Инна Девятьярова
Клад чудесный, или Притча о трёх желаниях
Всё началось с того, что дровосек из Шварцвальда, Матиас-простофиля, утопил свой топор в болоте, да и сам едва не утоп. Он шёл по тропе, кругом было зелено и склизко, нога проваливалась в мох по самую щиколотку, кричали вороны на колко-еловых ветвях, а Матиас считал ворон и не замечал ничего, пока под сапогом не бурлыкнуло, не ухнуло где-то под ложечкой, и грязно-серая зелень не плеснулась ему прямо в лицо. Тогда он спросил… нет, не спросил, по-лягушачьи квакнул: «Что?», и трясина ответила: «Глумк!», и засосала его чуть поглубже. Матиас выругался, и оттолкнул серо-зелёные, дряблые руки её, липко обхватившие бока. Вороны на ветвях засмеялись, а трясина сжала его чуть сильнее — достаточно сильно, чтобы рыжее предзакатное солнце в глазах Матиаса мигнуло, точно угасающий фонарь, и закатившейся под стол монеткой скрылось за высокими елями. И Матиас крикнул ему: «Стой! Какого дьявола…», и чёрно-еловые ветви над головою его сложились в остроконечные рожки, и трясина ответила: «Чмок!», и всосала в себя еще пол-Матиаса. И Матиас заорал в полную силу, меся ногами топь, точно тесто в кадке, вязкое, к коже липнущее тесто, пахнущее болотною гнилью. Тесто лезло ему в лицо, Матиас отфыркивался, не желая есть, сплевывал мерзко-липучие комки, и вороны кричали без передыху, колкими, как иглы, елово-острыми голосами, и иглы застревали в горле, и Матиас вскоре не мог уже и кричать… а потом вдалеке послышались булькающие шаги, словно кто-то шёл в гигантских сапогах, напрямки по болоту, с каждым шагом выдирая подошвы из чёрно-пакостной гнили… А потом сапоги остановились прямо напротив Матиаса, и чей-то громовый голос с вершины елей спросил: «Ну и что ты кричишь, букашка?»
Матиас поднял голову, вывернул шею, впечатываясь волосами в дрябло-болотную топь. Он был огромен, выше самых высоких елей, одетый в ярко-зелёное, с древесного цвета кожей, тёмный, как сама ночь, болотный великан, пришедший, чтобы… растоптать? съесть? поглумиться над утопающим Матиасом? И Матиас разозлился (а злился он не так чтобы уж часто в жизни), и сплюнул великану на сапог горечью отдающей слюной.
— Не видишь, что ли?! Тону в этом клятом болоте, пропадаю ни за понюшку табаку! А тебе чего надобно, пугало?! Шёл бы и дальше своею дорогой!
Великан рассмеялся, заухал по-совиному, и чёрная топь под ногами его колыхнулась в такт, и точно щепку, шваркнула Матиаса к гладко-выпуклой кочке великаньих сапог. Матиас ухватился руками за кочку, вцепился, как утопающий в соломинку, подтянулся и выполз, скользкий, как червь, ничтожнейшая букашка в ногах повелителя леса.
— Сколько же в вас самомнения, клопы! И сколько страха за собственную шкуру… Забавственный коктейль, весьма и весьма забавственный. Мне бы, признаюсь, хотелось посмотреть, как ты тонешь, но посмотреть, как ты спасаешься, еще смешнее, — бурая, точно еловая кора, истрескавшаяся ладонь скользнула по кромке сапог, счищая болотную грязь, и остановилась перед Матиасом, и Матиас ухватился за палец, толстый, словно еловый ствол, и великан поднес Матиаса к лицу, к тускло-зелёному глазу, круглому, как у совы. — Как имя-то твое, мелюзга?

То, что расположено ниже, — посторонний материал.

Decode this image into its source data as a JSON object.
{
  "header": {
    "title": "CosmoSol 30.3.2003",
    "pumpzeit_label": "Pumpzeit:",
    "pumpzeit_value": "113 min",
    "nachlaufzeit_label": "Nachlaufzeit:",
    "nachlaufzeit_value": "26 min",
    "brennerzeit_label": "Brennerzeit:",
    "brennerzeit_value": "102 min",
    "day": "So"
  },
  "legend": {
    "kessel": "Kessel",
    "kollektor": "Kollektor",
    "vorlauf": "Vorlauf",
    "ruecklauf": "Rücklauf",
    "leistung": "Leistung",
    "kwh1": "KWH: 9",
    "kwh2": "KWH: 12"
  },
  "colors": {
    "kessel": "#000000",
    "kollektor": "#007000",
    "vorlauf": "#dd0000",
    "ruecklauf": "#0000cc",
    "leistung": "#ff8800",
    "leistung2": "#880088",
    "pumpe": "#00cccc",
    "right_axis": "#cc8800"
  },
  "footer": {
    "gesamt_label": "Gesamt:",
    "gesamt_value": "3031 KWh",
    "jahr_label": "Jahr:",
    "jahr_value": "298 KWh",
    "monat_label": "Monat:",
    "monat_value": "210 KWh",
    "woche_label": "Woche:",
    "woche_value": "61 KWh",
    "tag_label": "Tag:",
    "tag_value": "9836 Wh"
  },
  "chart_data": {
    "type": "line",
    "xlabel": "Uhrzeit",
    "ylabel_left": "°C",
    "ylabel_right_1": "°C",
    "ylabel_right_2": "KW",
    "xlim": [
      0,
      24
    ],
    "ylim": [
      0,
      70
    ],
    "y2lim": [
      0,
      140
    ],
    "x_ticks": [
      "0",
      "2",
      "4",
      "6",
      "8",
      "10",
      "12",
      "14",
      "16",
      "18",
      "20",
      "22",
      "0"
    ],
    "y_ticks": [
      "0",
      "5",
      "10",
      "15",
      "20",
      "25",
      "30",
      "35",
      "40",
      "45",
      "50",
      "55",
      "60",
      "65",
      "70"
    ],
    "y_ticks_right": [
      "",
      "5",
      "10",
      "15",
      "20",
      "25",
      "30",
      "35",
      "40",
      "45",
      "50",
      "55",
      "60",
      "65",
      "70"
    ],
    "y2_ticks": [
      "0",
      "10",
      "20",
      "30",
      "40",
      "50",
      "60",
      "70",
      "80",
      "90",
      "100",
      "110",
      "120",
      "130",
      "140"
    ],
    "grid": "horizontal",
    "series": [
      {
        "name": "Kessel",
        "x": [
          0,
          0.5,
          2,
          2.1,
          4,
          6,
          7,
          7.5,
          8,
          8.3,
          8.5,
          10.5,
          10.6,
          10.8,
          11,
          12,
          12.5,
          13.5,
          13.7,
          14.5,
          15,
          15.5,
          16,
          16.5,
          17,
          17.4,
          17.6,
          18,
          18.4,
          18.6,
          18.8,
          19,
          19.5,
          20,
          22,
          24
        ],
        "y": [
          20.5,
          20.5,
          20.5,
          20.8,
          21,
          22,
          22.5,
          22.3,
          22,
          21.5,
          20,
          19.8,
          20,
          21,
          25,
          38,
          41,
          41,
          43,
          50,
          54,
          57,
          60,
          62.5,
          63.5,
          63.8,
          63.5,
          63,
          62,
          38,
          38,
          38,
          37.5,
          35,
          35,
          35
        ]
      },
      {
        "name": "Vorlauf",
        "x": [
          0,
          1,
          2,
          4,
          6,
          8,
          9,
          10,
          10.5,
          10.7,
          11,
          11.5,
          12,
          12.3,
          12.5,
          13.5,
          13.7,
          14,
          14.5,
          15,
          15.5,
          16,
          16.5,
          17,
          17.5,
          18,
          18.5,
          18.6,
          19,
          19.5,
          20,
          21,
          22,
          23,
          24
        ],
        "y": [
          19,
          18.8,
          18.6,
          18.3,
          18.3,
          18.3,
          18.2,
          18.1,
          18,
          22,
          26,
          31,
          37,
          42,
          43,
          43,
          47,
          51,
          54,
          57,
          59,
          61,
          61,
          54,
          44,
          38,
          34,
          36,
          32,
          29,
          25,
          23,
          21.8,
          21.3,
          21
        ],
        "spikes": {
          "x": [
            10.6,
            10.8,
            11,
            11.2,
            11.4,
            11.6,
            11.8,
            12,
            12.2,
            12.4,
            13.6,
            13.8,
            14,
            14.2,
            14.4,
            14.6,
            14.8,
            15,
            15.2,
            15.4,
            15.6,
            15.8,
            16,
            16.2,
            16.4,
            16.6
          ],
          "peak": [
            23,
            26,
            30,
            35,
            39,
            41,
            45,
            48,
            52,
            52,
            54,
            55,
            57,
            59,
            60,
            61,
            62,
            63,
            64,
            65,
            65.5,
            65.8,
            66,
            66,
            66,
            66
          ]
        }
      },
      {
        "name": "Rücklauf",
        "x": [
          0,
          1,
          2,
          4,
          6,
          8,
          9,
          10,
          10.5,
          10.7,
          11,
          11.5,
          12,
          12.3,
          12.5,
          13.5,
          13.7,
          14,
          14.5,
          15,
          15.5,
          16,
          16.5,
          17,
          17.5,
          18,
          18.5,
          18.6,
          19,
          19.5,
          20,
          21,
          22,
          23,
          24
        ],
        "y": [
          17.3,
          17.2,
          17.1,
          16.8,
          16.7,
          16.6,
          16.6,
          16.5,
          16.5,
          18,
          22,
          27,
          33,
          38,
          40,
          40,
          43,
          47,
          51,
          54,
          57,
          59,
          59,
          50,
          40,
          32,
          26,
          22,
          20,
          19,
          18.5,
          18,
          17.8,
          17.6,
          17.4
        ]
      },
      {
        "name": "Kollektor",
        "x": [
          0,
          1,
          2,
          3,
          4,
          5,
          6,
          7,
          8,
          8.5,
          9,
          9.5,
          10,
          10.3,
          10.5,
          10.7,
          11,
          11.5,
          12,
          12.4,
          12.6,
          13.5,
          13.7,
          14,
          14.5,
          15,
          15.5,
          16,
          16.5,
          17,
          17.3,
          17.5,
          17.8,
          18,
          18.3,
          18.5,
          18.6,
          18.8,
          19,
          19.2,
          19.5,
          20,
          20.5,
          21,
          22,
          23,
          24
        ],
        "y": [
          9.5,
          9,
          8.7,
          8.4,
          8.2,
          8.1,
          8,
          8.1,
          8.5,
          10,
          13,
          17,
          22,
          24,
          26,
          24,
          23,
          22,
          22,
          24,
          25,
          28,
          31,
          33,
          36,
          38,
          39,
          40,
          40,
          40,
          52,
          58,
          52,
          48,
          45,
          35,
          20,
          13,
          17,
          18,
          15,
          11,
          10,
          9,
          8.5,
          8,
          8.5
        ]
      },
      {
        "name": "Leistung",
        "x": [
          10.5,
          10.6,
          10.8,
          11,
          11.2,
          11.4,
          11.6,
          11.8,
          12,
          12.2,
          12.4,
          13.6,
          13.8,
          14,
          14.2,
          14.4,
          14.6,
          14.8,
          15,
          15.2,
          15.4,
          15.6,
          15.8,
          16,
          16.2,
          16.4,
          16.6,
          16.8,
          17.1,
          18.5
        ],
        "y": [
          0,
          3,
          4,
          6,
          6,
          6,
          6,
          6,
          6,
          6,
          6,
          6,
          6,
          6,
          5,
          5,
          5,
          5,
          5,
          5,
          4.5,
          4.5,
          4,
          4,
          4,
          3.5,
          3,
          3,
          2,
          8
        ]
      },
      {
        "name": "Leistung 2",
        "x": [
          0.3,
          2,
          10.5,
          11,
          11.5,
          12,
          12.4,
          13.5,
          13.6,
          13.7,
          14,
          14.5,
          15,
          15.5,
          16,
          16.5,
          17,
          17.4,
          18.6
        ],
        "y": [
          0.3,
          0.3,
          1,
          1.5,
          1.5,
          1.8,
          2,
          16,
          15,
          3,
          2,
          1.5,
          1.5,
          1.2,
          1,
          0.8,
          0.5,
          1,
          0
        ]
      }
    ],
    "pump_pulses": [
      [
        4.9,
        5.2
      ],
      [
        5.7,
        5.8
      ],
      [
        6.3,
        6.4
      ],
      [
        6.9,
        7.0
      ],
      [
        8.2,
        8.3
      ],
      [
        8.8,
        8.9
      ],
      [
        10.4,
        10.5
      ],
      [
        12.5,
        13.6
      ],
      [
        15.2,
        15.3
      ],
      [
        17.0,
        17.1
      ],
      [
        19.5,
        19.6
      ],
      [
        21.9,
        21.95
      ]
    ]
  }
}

— Матиас, ваша болотная светлость. В деревне меня кличут Матиас-простофиля, а всё потому, что не везет мне по жизни. Неудачник я, что и говорить. Какой шанс мне не дай, всё из рук выпускаю. Видно под несчастливой звездою родился… — пробормотал Матиас в широкий, как плошка, зрачок. — Вот и сегодня, шёл за дровами, с тропы не сворачивал, и как эта клятая трясина под сапоги подвернулась…

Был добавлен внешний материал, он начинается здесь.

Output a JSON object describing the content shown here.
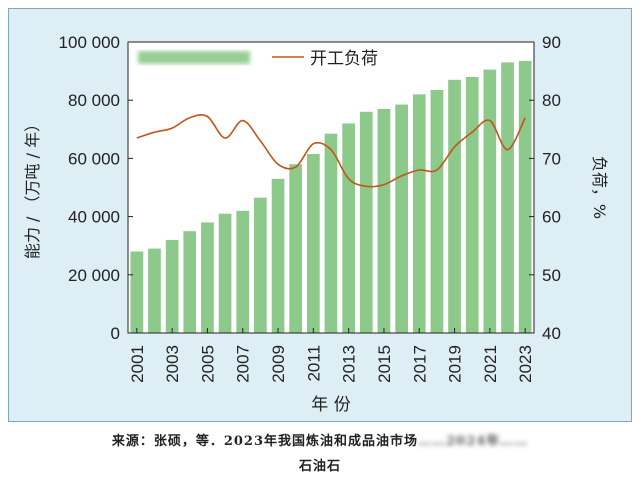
{
  "chart_data": {
    "type": "bar+line",
    "categories": [
      "2001",
      "2002",
      "2003",
      "2004",
      "2005",
      "2006",
      "2007",
      "2008",
      "2009",
      "2010",
      "2011",
      "2012",
      "2013",
      "2014",
      "2015",
      "2016",
      "2017",
      "2018",
      "2019",
      "2020",
      "2021",
      "2022",
      "2023"
    ],
    "x_tick_labels": [
      "2001",
      "2003",
      "2005",
      "2007",
      "2009",
      "2011",
      "2013",
      "2015",
      "2017",
      "2019",
      "2021",
      "2023"
    ],
    "xlabel": "年 份",
    "ylabel_left": "能力 / （万吨 / 年）",
    "ylabel_right": "负荷，%",
    "ylim_left": [
      0,
      100000
    ],
    "ylim_right": [
      40,
      90
    ],
    "left_ticks": [
      "0",
      "20 000",
      "40 000",
      "60 000",
      "80 000",
      "100 000"
    ],
    "right_ticks": [
      "40",
      "50",
      "60",
      "70",
      "80",
      "90"
    ],
    "series": [
      {
        "type": "bar",
        "axis": "left",
        "color": "#8cc98a",
        "values": [
          28000,
          29000,
          32000,
          35000,
          38000,
          41000,
          42000,
          46500,
          53000,
          58000,
          61500,
          68500,
          72000,
          76000,
          77000,
          78500,
          82000,
          83500,
          87000,
          88000,
          90500,
          93000,
          93500
        ]
      },
      {
        "name": "开工负荷",
        "type": "line",
        "axis": "right",
        "color": "#c0561a",
        "values": [
          73.5,
          74.5,
          75.2,
          77,
          77.2,
          73.5,
          76.5,
          73,
          69,
          68.5,
          72.5,
          71.5,
          66.5,
          65.2,
          65.5,
          67,
          68,
          68,
          72,
          74.5,
          76.5,
          71.5,
          77
        ]
      }
    ],
    "legend_placement": "top",
    "grid": false
  },
  "source_line1": "来源：张硕，等．2023年我国炼油和成品油市场",
  "source_line1_blurred": "……2024年……",
  "source_line2": "石油石"
}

Он сокрушённо развёл руками, и чёрный провал великаньего рта искривился в ехидной усмешке. Серые, как камень, зубы сверкнули из-под растрескавшейся древесной чешуёю губы — великан забавлялся его жалкому, непутёвому рассказу, его нелепой, неудавшейся судьбе. Может — забавлялся, а может и сочувствовал, желая помочь? Матиас отчаянно надеялся на последнее.
— Неудачник, говоришь? Звёзды не так при рождении встали? Эх, любите вы собственные грехи на высшие силы валить! Букашки, как есть, ничтожные, мелко-пакостные букашки. Но любопытственно за вами порой наблюдать, ох, как любопытственно… И собственно говоря, любопытства ради…

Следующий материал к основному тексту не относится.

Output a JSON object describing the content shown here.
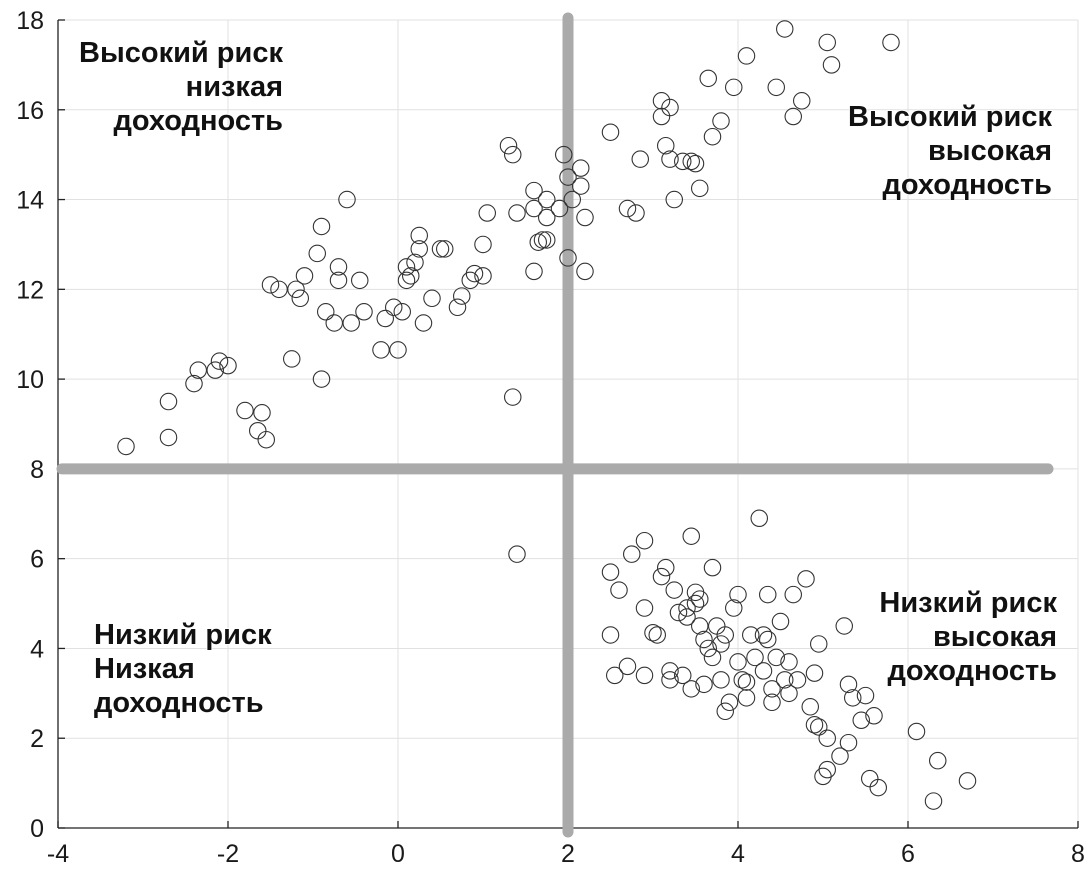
{
  "chart_data": {
    "type": "scatter",
    "title": "",
    "xlabel": "",
    "ylabel": "",
    "xlim": [
      -4,
      8
    ],
    "ylim": [
      0,
      18
    ],
    "x_ticks": [
      "-4",
      "-2",
      "0",
      "2",
      "4",
      "6",
      "8"
    ],
    "y_ticks": [
      "0",
      "2",
      "4",
      "6",
      "8",
      "10",
      "12",
      "14",
      "16",
      "18"
    ],
    "grid": true,
    "marker": "open-circle",
    "divider_x": 2,
    "divider_y": 8,
    "quadrant_labels": [
      {
        "id": "top-left",
        "lines": [
          "Высокий риск",
          "низкая",
          "доходность"
        ],
        "align": "right"
      },
      {
        "id": "top-right",
        "lines": [
          "Высокий риск",
          "высокая",
          "доходность"
        ],
        "align": "right"
      },
      {
        "id": "bottom-left",
        "lines": [
          "Низкий риск",
          "Низкая",
          "доходность"
        ],
        "align": "left"
      },
      {
        "id": "bottom-right",
        "lines": [
          "Низкий риск",
          "высокая",
          "доходность"
        ],
        "align": "right"
      }
    ],
    "series": [
      {
        "points": [
          [
            -3.2,
            8.5
          ],
          [
            -2.7,
            8.7
          ],
          [
            -2.7,
            9.5
          ],
          [
            -2.4,
            9.9
          ],
          [
            -2.35,
            10.2
          ],
          [
            -2.15,
            10.2
          ],
          [
            -2.1,
            10.4
          ],
          [
            -2.0,
            10.3
          ],
          [
            -1.8,
            9.3
          ],
          [
            -1.65,
            8.85
          ],
          [
            -1.6,
            9.25
          ],
          [
            -1.55,
            8.65
          ],
          [
            -1.25,
            10.45
          ],
          [
            -1.5,
            12.1
          ],
          [
            -1.4,
            12.0
          ],
          [
            -1.2,
            12.0
          ],
          [
            -1.15,
            11.8
          ],
          [
            -1.1,
            12.3
          ],
          [
            -0.95,
            12.8
          ],
          [
            -0.9,
            13.4
          ],
          [
            -0.9,
            10.0
          ],
          [
            -0.85,
            11.5
          ],
          [
            -0.75,
            11.25
          ],
          [
            -0.7,
            12.2
          ],
          [
            -0.7,
            12.5
          ],
          [
            -0.6,
            14.0
          ],
          [
            -0.55,
            11.25
          ],
          [
            -0.45,
            12.2
          ],
          [
            -0.4,
            11.5
          ],
          [
            -0.2,
            10.65
          ],
          [
            -0.15,
            11.35
          ],
          [
            -0.05,
            11.6
          ],
          [
            0.0,
            10.65
          ],
          [
            0.05,
            11.5
          ],
          [
            0.1,
            12.2
          ],
          [
            0.1,
            12.5
          ],
          [
            0.15,
            12.3
          ],
          [
            0.2,
            12.6
          ],
          [
            0.25,
            12.9
          ],
          [
            0.25,
            13.2
          ],
          [
            0.3,
            11.25
          ],
          [
            0.4,
            11.8
          ],
          [
            0.5,
            12.9
          ],
          [
            0.55,
            12.9
          ],
          [
            0.7,
            11.6
          ],
          [
            0.75,
            11.85
          ],
          [
            0.85,
            12.2
          ],
          [
            0.9,
            12.35
          ],
          [
            1.0,
            12.3
          ],
          [
            1.0,
            13.0
          ],
          [
            1.05,
            13.7
          ],
          [
            1.3,
            15.2
          ],
          [
            1.35,
            15.0
          ],
          [
            1.4,
            13.7
          ],
          [
            1.35,
            9.6
          ],
          [
            1.6,
            13.8
          ],
          [
            1.6,
            14.2
          ],
          [
            1.6,
            12.4
          ],
          [
            1.65,
            13.05
          ],
          [
            1.7,
            13.1
          ],
          [
            1.75,
            13.6
          ],
          [
            1.75,
            14.0
          ],
          [
            1.75,
            13.1
          ],
          [
            1.9,
            13.8
          ],
          [
            1.95,
            15.0
          ],
          [
            2.0,
            14.5
          ],
          [
            2.0,
            12.7
          ],
          [
            2.05,
            14.0
          ],
          [
            2.15,
            14.3
          ],
          [
            2.15,
            14.7
          ],
          [
            2.2,
            13.6
          ],
          [
            2.2,
            12.4
          ],
          [
            1.4,
            6.1
          ],
          [
            2.5,
            15.5
          ],
          [
            2.7,
            13.8
          ],
          [
            2.8,
            13.7
          ],
          [
            2.85,
            14.9
          ],
          [
            3.1,
            16.2
          ],
          [
            3.1,
            15.85
          ],
          [
            3.15,
            15.2
          ],
          [
            3.2,
            14.9
          ],
          [
            3.2,
            16.05
          ],
          [
            3.25,
            14.0
          ],
          [
            3.35,
            14.85
          ],
          [
            3.45,
            14.85
          ],
          [
            3.5,
            14.8
          ],
          [
            3.55,
            14.25
          ],
          [
            3.65,
            16.7
          ],
          [
            3.7,
            15.4
          ],
          [
            3.8,
            15.75
          ],
          [
            3.95,
            16.5
          ],
          [
            4.1,
            17.2
          ],
          [
            4.45,
            16.5
          ],
          [
            4.55,
            17.8
          ],
          [
            4.65,
            15.85
          ],
          [
            4.75,
            16.2
          ],
          [
            5.05,
            17.5
          ],
          [
            5.1,
            17.0
          ],
          [
            5.8,
            17.5
          ],
          [
            2.5,
            5.7
          ],
          [
            2.5,
            4.3
          ],
          [
            2.55,
            3.4
          ],
          [
            2.6,
            5.3
          ],
          [
            2.7,
            3.6
          ],
          [
            2.75,
            6.1
          ],
          [
            2.9,
            3.4
          ],
          [
            2.9,
            4.9
          ],
          [
            2.9,
            6.4
          ],
          [
            3.0,
            4.35
          ],
          [
            3.05,
            4.3
          ],
          [
            3.1,
            5.6
          ],
          [
            3.15,
            5.8
          ],
          [
            3.2,
            3.5
          ],
          [
            3.2,
            3.3
          ],
          [
            3.25,
            5.3
          ],
          [
            3.3,
            4.8
          ],
          [
            3.35,
            3.4
          ],
          [
            3.4,
            4.7
          ],
          [
            3.4,
            4.9
          ],
          [
            3.45,
            6.5
          ],
          [
            3.5,
            5.0
          ],
          [
            3.5,
            5.25
          ],
          [
            3.55,
            5.1
          ],
          [
            3.55,
            4.5
          ],
          [
            3.45,
            3.1
          ],
          [
            3.6,
            3.2
          ],
          [
            3.6,
            4.2
          ],
          [
            3.65,
            4.0
          ],
          [
            3.7,
            5.8
          ],
          [
            3.7,
            3.8
          ],
          [
            3.75,
            4.5
          ],
          [
            3.8,
            4.1
          ],
          [
            3.8,
            3.3
          ],
          [
            3.85,
            2.6
          ],
          [
            3.85,
            4.3
          ],
          [
            3.9,
            2.8
          ],
          [
            3.95,
            4.9
          ],
          [
            4.0,
            5.2
          ],
          [
            4.0,
            3.7
          ],
          [
            4.05,
            3.3
          ],
          [
            4.1,
            3.25
          ],
          [
            4.1,
            2.9
          ],
          [
            4.15,
            4.3
          ],
          [
            4.2,
            3.8
          ],
          [
            4.25,
            6.9
          ],
          [
            4.3,
            4.3
          ],
          [
            4.3,
            3.5
          ],
          [
            4.35,
            5.2
          ],
          [
            4.35,
            4.2
          ],
          [
            4.4,
            2.8
          ],
          [
            4.4,
            3.1
          ],
          [
            4.45,
            3.8
          ],
          [
            4.5,
            4.6
          ],
          [
            4.55,
            3.3
          ],
          [
            4.6,
            3.0
          ],
          [
            4.6,
            3.7
          ],
          [
            4.65,
            5.2
          ],
          [
            4.7,
            3.3
          ],
          [
            4.8,
            5.55
          ],
          [
            4.85,
            2.7
          ],
          [
            4.9,
            3.45
          ],
          [
            4.9,
            2.3
          ],
          [
            4.95,
            4.1
          ],
          [
            5.0,
            1.15
          ],
          [
            5.05,
            1.3
          ],
          [
            5.05,
            2.0
          ],
          [
            5.25,
            4.5
          ],
          [
            5.3,
            3.2
          ],
          [
            5.3,
            1.9
          ],
          [
            5.35,
            2.9
          ],
          [
            5.45,
            2.4
          ],
          [
            5.5,
            2.95
          ],
          [
            5.55,
            1.1
          ],
          [
            5.6,
            2.5
          ],
          [
            5.65,
            0.9
          ],
          [
            6.1,
            2.15
          ],
          [
            6.3,
            0.6
          ],
          [
            6.35,
            1.5
          ],
          [
            6.7,
            1.05
          ],
          [
            5.2,
            1.6
          ],
          [
            4.95,
            2.25
          ]
        ]
      }
    ]
  }
}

Точно холодный ветер пронёсся над вершинами елей, воздух сгустился, небо враз заволокло гнилостно-серым, резкими, как удар топора, криками, закричали вороны. Матиас почувствовал, как непредставимая сила подхватила его, сжала обручем грудь, выбивая остатки дыхания, швырнула куда-то в низко наплывшие облака, а затем плавно опустила на землю. Он стоял в двух шагах от едва не сожравшей его без остатка трясины, и сломанные ветром еловые ветки лежали у ног его, точно порушенные кресты, и от великана не было и следа, ни единого следа гигантских сапог, словно, выбросив Матиаса на сушу, он ушел, откуда явился — в склизко-болотную топь, погрузившись по самую маковку, и Матиас тому был весьма рад.
— Спасибо вам, ваше болотное высочество! Премного обязан! — он сунул пятерню к затылку, желая соскрести с головы шляпу, склонившись в поклоне перед великаньим благородством, но шляпы не обнаружил, и махнул рукою на эту небольшую потерю, и сделал едва ли не пару шагов, как вдруг откуда-то из-под ног его прозвучало: «Да не за что, собственно говоря. Забавные вы все, клопы!»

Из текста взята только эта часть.